Man muss Spaß haben an freier Interpretation und ein Bedürfnis und Verständnis für Projekte jenseits etablierter Strukturen – sonst droht akute Kunstverdrossenheit. Beispielsweise baute Wonbaek Shin mithilfe lackierter Kupferdrähte, ein Geflecht aus Widerständen, die elektrische Spannung erzeugt und am Ende eine kleine Glühbirne zum Leuchten bringt. Ohne elektrische Komponenten und nur mit einer komplexen Verarbeitungsweise wurde so ein Stromkreis geschaffen.
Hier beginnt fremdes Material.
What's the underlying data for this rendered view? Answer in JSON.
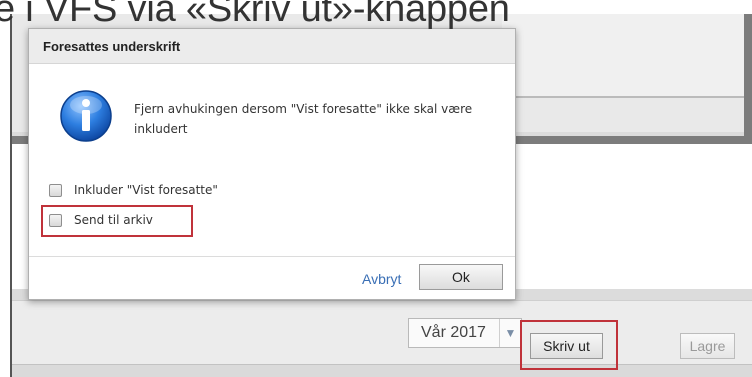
{
  "heading": {
    "text": "e i VFS via «Skriv ut»-knappen"
  },
  "dialog": {
    "title": "Foresattes underskrift",
    "icon": "info-icon",
    "message": "Fjern avhukingen dersom \"Vist foresatte\" ikke skal være inkludert",
    "options": [
      {
        "label": "Inkluder \"Vist foresatte\"",
        "checked": false
      },
      {
        "label": "Send til arkiv",
        "checked": false,
        "highlighted": true
      }
    ],
    "cancel_label": "Avbryt",
    "ok_label": "Ok"
  },
  "toolbar": {
    "term_value": "Vår 2017",
    "print_label": "Skriv ut",
    "save_label": "Lagre"
  },
  "colors": {
    "highlight": "#c0323a",
    "link": "#3a6fb5",
    "info_icon": "#1a64c8"
  }
}
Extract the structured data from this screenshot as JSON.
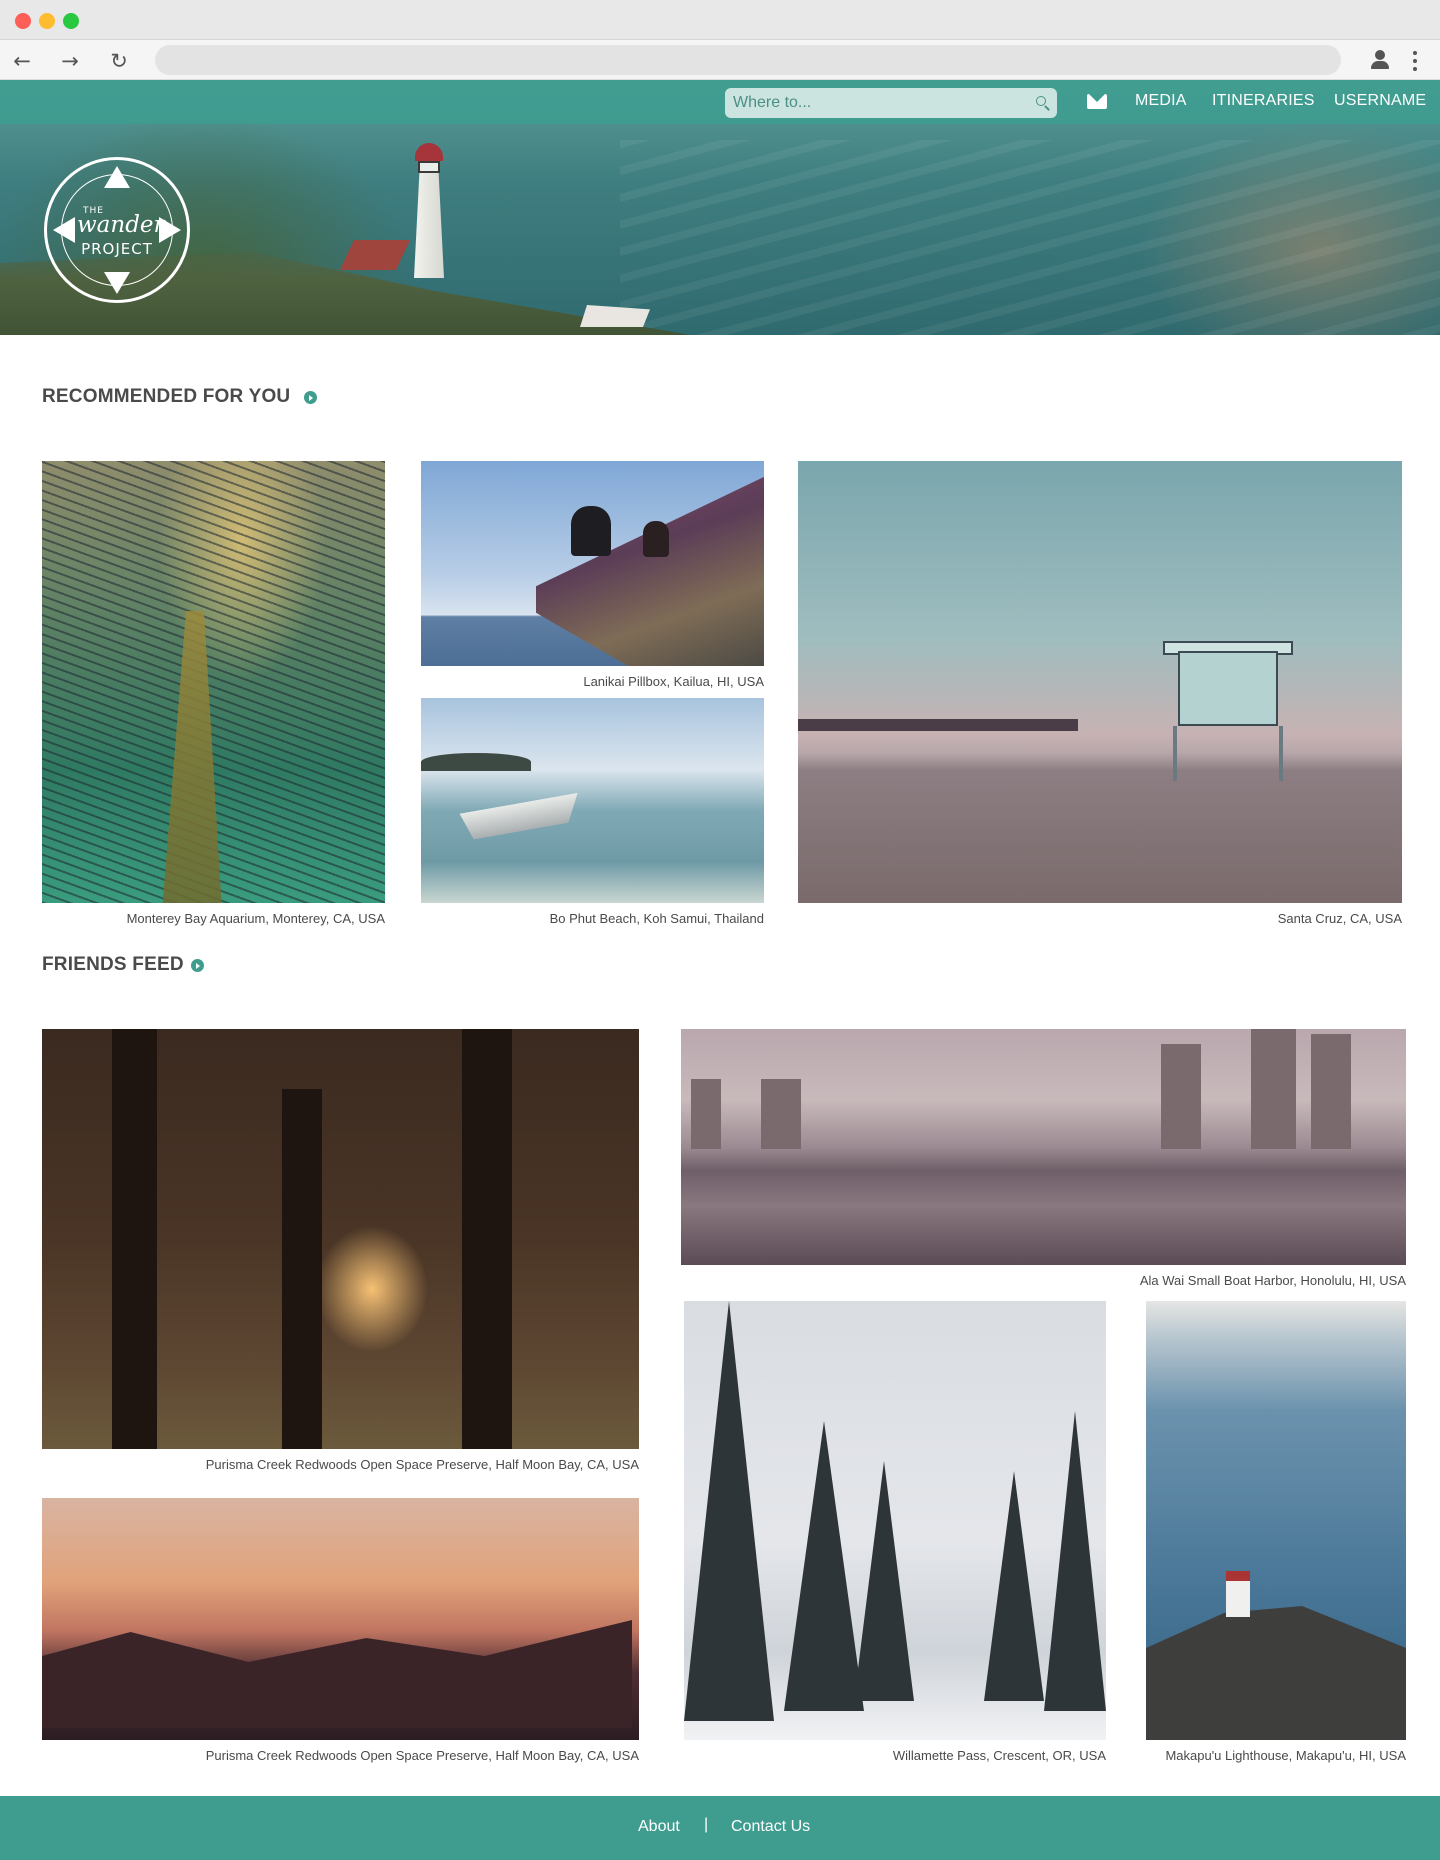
{
  "nav": {
    "search_placeholder": "Where to...",
    "media": "MEDIA",
    "itineraries": "ITINERARIES",
    "username": "USERNAME"
  },
  "brand": {
    "logo_text": "The Wander Project",
    "accent_color": "#3e9d8f"
  },
  "recommended": {
    "title": "RECOMMENDED FOR YOU",
    "items": [
      {
        "caption": "Monterey Bay Aquarium, Monterey, CA, USA"
      },
      {
        "caption": "Lanikai Pillbox, Kailua, HI, USA"
      },
      {
        "caption": "Bo Phut Beach, Koh Samui, Thailand"
      },
      {
        "caption": "Santa Cruz, CA, USA"
      }
    ]
  },
  "friends": {
    "title": "FRIENDS FEED",
    "items": [
      {
        "caption": "Purisma Creek Redwoods Open Space Preserve, Half Moon Bay, CA, USA"
      },
      {
        "caption": "Ala Wai Small Boat Harbor, Honolulu, HI, USA"
      },
      {
        "caption": "Purisma Creek Redwoods Open Space Preserve, Half Moon Bay, CA, USA"
      },
      {
        "caption": "Willamette Pass, Crescent, OR, USA"
      },
      {
        "caption": "Makapu'u Lighthouse, Makapu'u, HI, USA"
      }
    ]
  },
  "footer": {
    "about": "About",
    "separator": "|",
    "contact": "Contact Us"
  }
}
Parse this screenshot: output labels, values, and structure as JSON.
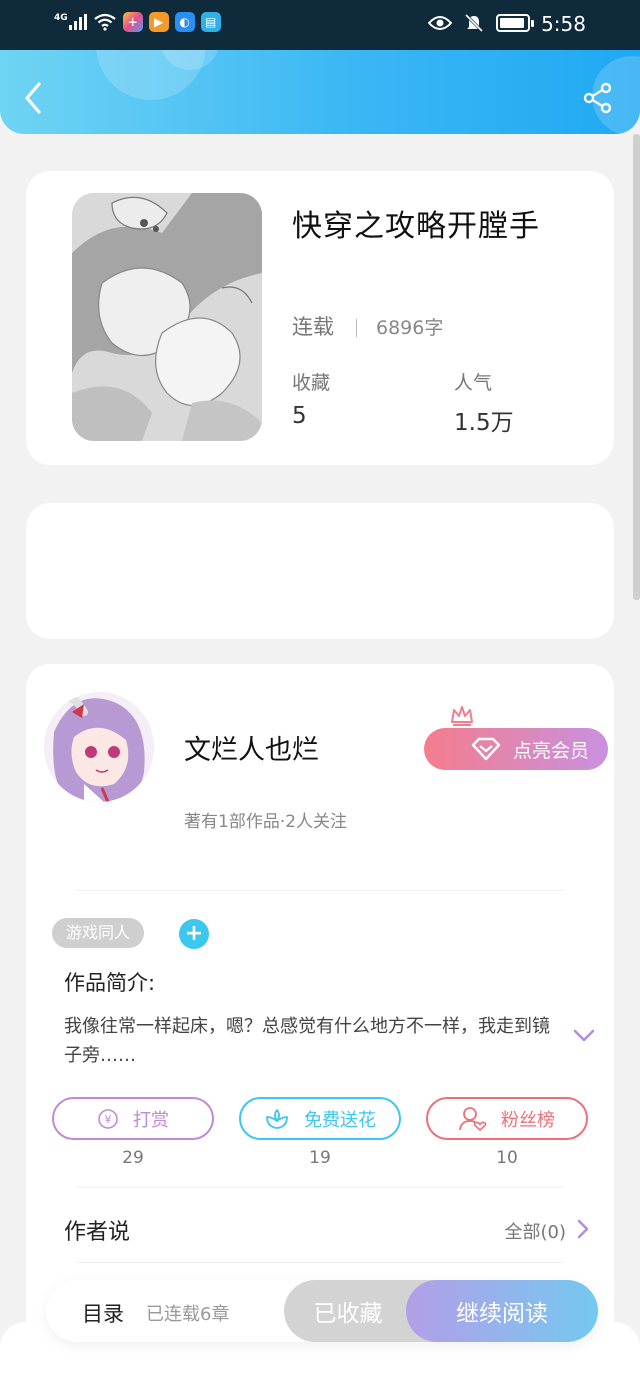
{
  "status_bar": {
    "network": "4G",
    "time": "5:58"
  },
  "book": {
    "title": "快穿之攻略开膛手",
    "status": "连载",
    "words": "6896字",
    "favorites_label": "收藏",
    "favorites_value": "5",
    "popularity_label": "人气",
    "popularity_value": "1.5万"
  },
  "author": {
    "name": "文烂人也烂",
    "meta": "著有1部作品·2人关注",
    "vip_button": "点亮会员"
  },
  "tags": [
    "游戏同人"
  ],
  "intro": {
    "title": "作品简介:",
    "text": "我像往常一样起床，嗯？总感觉有什么地方不一样，我走到镜子旁……"
  },
  "actions": [
    {
      "label": "打赏",
      "count": "29",
      "color": "#c08ad8",
      "icon": "coin-icon"
    },
    {
      "label": "免费送花",
      "count": "19",
      "color": "#3cc7ee",
      "icon": "flower-icon"
    },
    {
      "label": "粉丝榜",
      "count": "10",
      "color": "#ef6f79",
      "icon": "fan-icon"
    }
  ],
  "author_says": {
    "title": "作者说",
    "all": "全部(0)"
  },
  "bottom_bar": {
    "toc": "目录",
    "chapters": "已连载6章",
    "collected": "已收藏",
    "read": "继续阅读"
  },
  "colors": {
    "header_start": "#6fd4f3",
    "header_end": "#1fa9f3",
    "vip_start": "#f47d8d",
    "vip_end": "#c891e0",
    "read_start": "#b49ee8",
    "read_end": "#74c9f0"
  }
}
Beindruckend, keine Frage – Kunstliebhaber können hier den Kampf zwischen Einfachheit und Komplexität hineindeuten, alle anderen könnten von Ratlosigkeit betroffen sein.

 

Einige der Projekte folgen diesem Muster. Sein es Kameras, die sich gegenseitig filmen und diese Bildinformationen an eine Software weitergeben und anschließend ein Konstrukt entsteht, dass an ein Nervensystem erinnert. Oder aber ein vollständig am Computer simuliertes Meer, welches in vierfacher Ausführung von ruhiger See bis stürmischen Wellenbrecher, die verschiedenen Gesichter des Lebensraumes Wasser zeigt. 

Highlight: Feminismus?

 

Eine ganz besondere Installation ist der Neuling „dgtl femnsm“. Dieses Eigenprojekt von Hellerau und einem Künstlerkollektiv aus Dresden möchte ein diskursives Programm schaffen, das mit live Performances und vorab produzierten Videos, der Frage nach technologiebasierten Formen der Emanzipation nachgeht. Dazu wurde auch die US-Künstlerin Shawné Michaelain Holloway eingeladen, eine Internetfreidenkerin und selbst bezeichnende „dirty mind media artist“. Der digitale Feminismus bei der Cynetart markiert gleichzeitig den Startschuss für weitere ähnliche Projekte und soll der Anfang eines Netzwerkes sein, bei dem die Webseite den Dreh-und Angelpunkt darstellt.

 

Ob die Cynetart es schafft, ihr selbst gestecktes Ziel zu erreichen - alte Wunden verarzten und eine Aufbruchsstimmung zu kreieren, bleibt abzuwarten. Sie möchten Haltung zeigen, das alleine ist lobenswert. Jeder Besucher muss dazu bereit sein, sich auf einen solchen Diskurs einzulassen. Dann könnte bei jedem irgendwann ein Licht aufgehen.